I spent two days on the floor of the 2013 America’s Beauty Show in Chicago. This was the first time in 23 years that I have not set up a booth and worked this show. It felt a bit weird. Sort of as though on Friday when I would have been setting up and Saturday, the opening day of the show, I was missing out on something.
I hit the floor early on Sunday and again on Monday. This time I was an attendee. I was there as a licensed cosmetologist and a licensed barber. Yes, I did some work as Mr. Marianna. I visited with vendors and had some important meetings. Then I was there to stalk the floor and learn what I could in the world of men’s hair. Following are my observations about the state of men’s hair in the professional beauty industry, in no particular order, just my observations.
Clipper graphics have moved on. Graphics are still popular, but they are no longer a guy trend. Clipper graphics have now become predominately female. I observed many women and girls with graphics. Most of the graphics being demoed on the clipper stages were being parked on the heads of females. Fewer guys had visible graphics. Ever fewer still were sitting for a new one. The trend has clearly peaked, and moved on from the guys.
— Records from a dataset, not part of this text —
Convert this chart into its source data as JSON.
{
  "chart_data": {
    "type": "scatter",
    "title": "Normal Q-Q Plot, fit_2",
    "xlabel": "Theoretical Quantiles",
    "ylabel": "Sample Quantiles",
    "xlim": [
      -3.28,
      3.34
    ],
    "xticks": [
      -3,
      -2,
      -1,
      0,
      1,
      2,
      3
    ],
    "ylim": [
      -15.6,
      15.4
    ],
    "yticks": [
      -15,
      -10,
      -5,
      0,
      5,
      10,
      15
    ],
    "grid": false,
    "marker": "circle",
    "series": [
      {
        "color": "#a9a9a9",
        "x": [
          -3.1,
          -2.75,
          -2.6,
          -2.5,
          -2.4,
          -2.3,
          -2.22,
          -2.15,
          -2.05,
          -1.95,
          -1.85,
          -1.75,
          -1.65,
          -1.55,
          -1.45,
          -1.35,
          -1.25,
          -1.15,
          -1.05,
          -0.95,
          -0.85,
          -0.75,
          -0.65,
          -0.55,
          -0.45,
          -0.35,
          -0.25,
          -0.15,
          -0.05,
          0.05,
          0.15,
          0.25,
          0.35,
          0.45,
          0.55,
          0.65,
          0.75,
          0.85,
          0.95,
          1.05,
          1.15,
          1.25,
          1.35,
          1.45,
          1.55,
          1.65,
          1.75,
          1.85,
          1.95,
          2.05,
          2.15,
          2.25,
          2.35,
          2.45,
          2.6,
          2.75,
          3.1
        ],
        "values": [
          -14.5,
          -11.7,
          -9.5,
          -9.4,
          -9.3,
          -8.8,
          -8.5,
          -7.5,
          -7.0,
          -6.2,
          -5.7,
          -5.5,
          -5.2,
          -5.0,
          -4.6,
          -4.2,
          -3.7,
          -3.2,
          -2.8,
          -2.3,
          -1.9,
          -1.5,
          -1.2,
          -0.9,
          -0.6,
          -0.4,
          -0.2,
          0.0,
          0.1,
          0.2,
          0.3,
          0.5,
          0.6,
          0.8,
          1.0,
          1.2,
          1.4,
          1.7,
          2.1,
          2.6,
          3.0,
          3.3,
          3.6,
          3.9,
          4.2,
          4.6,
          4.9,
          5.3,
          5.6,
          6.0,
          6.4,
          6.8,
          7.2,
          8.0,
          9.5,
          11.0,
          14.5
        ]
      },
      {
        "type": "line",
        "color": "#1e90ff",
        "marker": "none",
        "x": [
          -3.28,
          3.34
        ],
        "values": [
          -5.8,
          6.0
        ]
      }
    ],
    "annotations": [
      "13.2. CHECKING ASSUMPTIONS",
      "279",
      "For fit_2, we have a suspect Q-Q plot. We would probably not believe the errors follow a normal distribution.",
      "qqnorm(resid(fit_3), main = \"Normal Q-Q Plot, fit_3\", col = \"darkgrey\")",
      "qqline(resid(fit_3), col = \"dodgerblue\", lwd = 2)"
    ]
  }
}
Ivan Zoot Guy hair is getting longer. Fades were over in the urban ethnic markets more than a year ago. This trend is catching up in the general market. All of the collection cuts at American Crew featured longer tops. The Cowboy collection was much longer overall.
There is more to guy cutting than just clippers - The dominant tools of longer men’s looks are shears and razors. There is still plenty of clipper work to be done but guy haircutting is definitely a three tool game. Rougher interior textures are becoming more popular and the texture created by razor cutting is seen frequently.
The Guy product game is full. We do not need more products. We need to do more with the products we have. There are plenty of guy specific products to choose from. I do not think I saw a single new men’s product. If one was there, the manufacturer failed to make an impression. There are many opportunities to re-imagine the use of what you have at your fingertips. It does not matter if you are working with a men’s specific brand, guy products from a broader line or even just guy appropriate products from a general brand. I will have more on this in a separate blog, coming soon. Stay tuned.
Brands need to do a better job of connecting with the stylist community. There is so much noise. Literally, shows are too loud. Figuratively, the communication channels are crammed with information, most of it of little real value. Brands need to figure out how to connect with their tribes in meaningful ways. Shotgun blasts to the entire industry resonate with no-one. Laser beams projected at YOUR tribe can have real impact. From my years on trade show floors I am aware that if a show has 20,000 attendees over a weekend I typically directly impacted only a fraction of them. Perhaps on a good weekend between 10 and 15% (optimistically). Brands need to find ways to use the social media connections that they hammer 365 days of the year to create real engagement on the three days of the show. One manufacturer that I follow posted a facebook message and told followers to show the post at the booth on their phone to receive a FREE gift. It should go beyond couponing. Wouldn’t it be cool if a manufacturer posted all of their models before shots from the prep room on Saturday to social media so that when they present work on stage on Sunday and Monday followers can really see the differences?
I enjoyed my time at ABS. It was a more tiring day on my feet as an attendee that it ever was all day as a presenter. Attending is much more work. I have six classes over three days at Premiere, Orlando. Check in with me after that show to see how I am feeling and if that theory still holds up.